Coronavirus crisis and family crisis: do we need therapy?
Aspects of family therapy that can help in the context of pandemic crisis.
One only has to look around to understand that what confinement may have meant for some families, it has not meant for others.
When any of us asked people around us, "How are you coping?", we knew that their answers would not necessarily be the same as our experience, our perception of the same situation.
One of the implications of this is that, in some cases, the coronavirus crisis may have overlapped with the rekindling of family crises..
Good coexistence or exacerbation of family problems?
Undoubtedly, the lack of space at home, attending to professional chores while accompanying our sons and daughters in their homework, missing being able to do outdoor activities, seeing other people, the fear of contagion... have put us to the test during this crisis from which we have not yet emerged.

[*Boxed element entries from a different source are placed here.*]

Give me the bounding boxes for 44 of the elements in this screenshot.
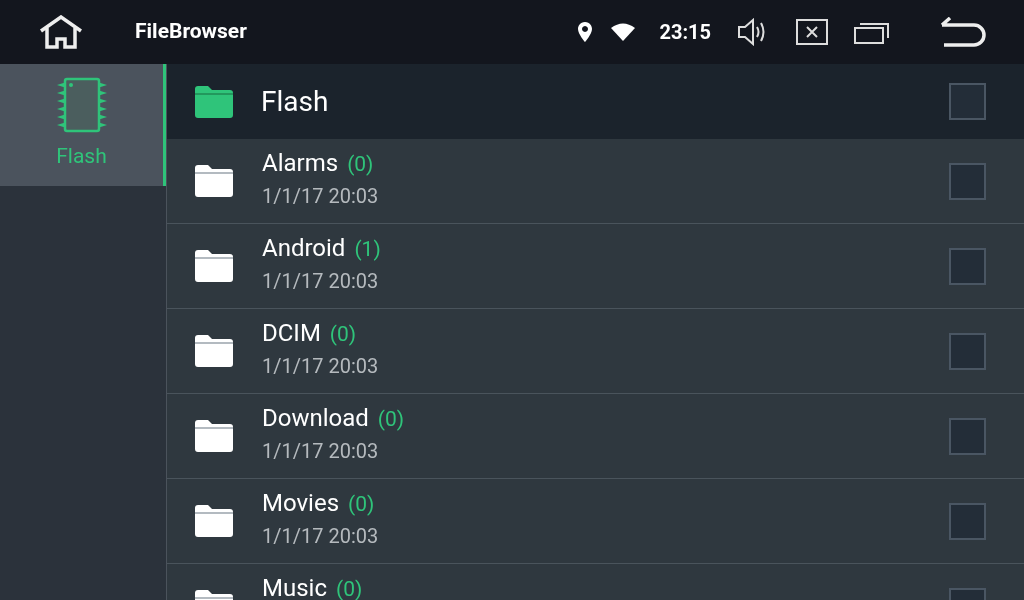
file-row[interactable]: Alarms (0) 1/1/17 20:03 <box>167 139 1024 224</box>
file-row[interactable]: Music (0) <box>167 564 1024 600</box>
recent-apps-icon[interactable] <box>854 20 890 44</box>
folder-name: DCIM <box>262 320 321 346</box>
modified-date: 1/1/17 20:03 <box>262 437 380 465</box>
item-count: (0) <box>377 406 405 433</box>
modified-date: 1/1/17 20:03 <box>262 352 380 380</box>
file-row[interactable]: Download (0) 1/1/17 20:03 <box>167 394 1024 479</box>
checkbox[interactable] <box>949 83 986 120</box>
wifi-icon <box>610 22 637 42</box>
checkbox[interactable] <box>949 247 986 285</box>
item-count: (0) <box>348 491 375 518</box>
file-row[interactable]: Movies (0) 1/1/17 20:03 <box>167 479 1024 564</box>
folder-name: Alarms <box>262 150 339 176</box>
folder-icon <box>194 334 234 368</box>
file-row[interactable]: Android (1) 1/1/17 20:03 <box>167 224 1024 309</box>
folder-icon <box>194 504 234 538</box>
item-count: (0) <box>329 321 357 348</box>
folder-name: Android <box>262 235 346 261</box>
folder-icon <box>194 84 234 119</box>
modified-date: 1/1/17 20:03 <box>262 182 380 210</box>
item-count: (0) <box>335 576 363 600</box>
folder-title: Flash <box>261 83 330 120</box>
modified-date: 1/1/17 20:03 <box>262 522 380 550</box>
clock-time: 23:15 <box>659 19 711 46</box>
modified-date: 1/1/17 20:03 <box>262 267 380 295</box>
folder-icon <box>194 419 234 453</box>
folder-icon <box>194 249 234 283</box>
item-count: (1) <box>354 236 381 263</box>
folder-name: Movies <box>262 490 340 516</box>
app-title: FileBrowser <box>135 18 247 46</box>
checkbox[interactable] <box>949 502 986 540</box>
back-icon[interactable] <box>940 17 986 47</box>
checkbox[interactable] <box>949 417 986 455</box>
location-icon <box>577 21 594 43</box>
checkbox[interactable] <box>949 332 986 370</box>
folder-icon <box>194 164 234 198</box>
file-row[interactable]: DCIM (0) 1/1/17 20:03 <box>167 309 1024 394</box>
item-count: (0) <box>347 151 374 178</box>
checkbox[interactable] <box>949 162 986 200</box>
folder-name: Music <box>262 575 327 600</box>
home-icon[interactable] <box>38 15 84 49</box>
folder-name: Download <box>262 405 369 431</box>
close-icon[interactable] <box>796 19 828 45</box>
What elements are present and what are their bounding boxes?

Old and young alike have been able to go through an emotional roller coaster in which emotions such as fear, discouragement or worry have been present at many moments.
However, some can say with satisfaction, pride, and why not, surprise, that they have handled it well, that they have been quite calm, that they are comfortable in this new normality of teleworking and being with the children at home. And some of them are far from being saturated, far from being in constant conflict with the inhabitants of the home, They can verbalize that they have been strengthened in their family and couple relationships..
This is a scenario in which fathers and mothers have been able to understand and accompany the emotional regulation of their sons and daughters, where they have participated in the organization of the house understanding the importance of teamwork, where they have been able to respect the times and needs, where they have enjoyed family activities, where we have not been rushed, distractions, or where we have been able to enjoy time together.... Undoubtedly, in cases like this, the family will have been perceived as a place of security and comfort, a warm space where you feel sheltered from the crisis outside.
In this scenario, the family is composed of elements of the same system that rotate in sync, independently but in a coordinated manner.independently but in a coordinated way, belonging, contributing and having meaning within that system.
However, others, a not inconsiderable number of people, have experienced this situation with pain, sadness, and discouragement, anger and even despair, since they have been able to highlight even more the difficulties that the family was already going through.
In short, not being able to be physically in a conflict-free environment, not being able to be distracted by other activities, not being with people with whom they were already in conflict, not being able to be with people with whom they were already in conflict.not being with people with whom one feels a connection, not being able to disconnect from family members, has meant having to do without the external positive reinforcers that served as a lever to alleviate a difficult family coexistence.
And if you have not felt calm, tranquility, support or affection from the people with whom you live, the confinement has surely been an extremely difficult moment that has surely left an emotional mark on your family. has left an emotional mark.
We have forcibly stopped many processes and daily activities that were in automatic mode, and now we are in the moment of recovering, with prudence and security, the new normality. And in this new normality, do we want to incorporate elements that differentiate us from our previous normality?
Let's think about whether in this stage we are entering we want to focus on making our dynamics at home different from the previous one: that we feel cared for, loved, cared for and respected by the people we live with, that conflict decreases, that we know how to transmit our needs, that we know how to set limits, that we know how to ask for help, listen... that we build a common space, with differentiated moments and joint moments, where we can feel calm and wellbeing.
Family therapy and the potential hidden behind cohabitation crises.
The word "crisis" means opportunity, and for families this could be it! It can be a good time to understand the advantages of family therapy, so let's take a look at some of them.
1. An opportunity for honest dialogue
Therapy is a space to meet, to communicate, to be able to talk, to learn to listen, where the figure of the therapist accompanies in the decoding of what is said and what is not said..
2. A context in which to express oneself without fear.
It makes it possible emotional expression without judgmentIt allows emotional expression without judgment, listening and respect, as each person lives the situation in "his or her own way".
3. Facilitates the understanding of the problem
This is done from a 360-degree vision that allows optimizing the search for satisfactory solutions for all parties.
4. Points of agreement and construction of common objectives emerge.
The individual and collective needs of the family are highlighted.
5. Communication and social skills are developed
In family therapy the following skills are acquired communication skills that allow to express in an effective and respectful way opinions, feelings, expectations, requests, etc., in an effective and respectful way....
6. It allows to understand the role that each member of the family is playing.
And, from there, to design and adjust the most convenient functions, attitudes and behaviors for the family dynamics to flow.
7. It creates a type of family identity
It is a good place to define the identity of the family, based on what values it is built, and it is promoted that the members are clear about how they can contribute to this.
For all these reasons described, for the importance of the family for the human being, and for what in the individual and collective well-being can suppose a better coexistence, we encourage the families to initiate a process of family therapy. At TAP Center we offer that facilitating space in which we will accompany each one of you. To see our contact information, please access this page.
Author: Patricia Sánchez Merino. General Health Psychologist M-22663.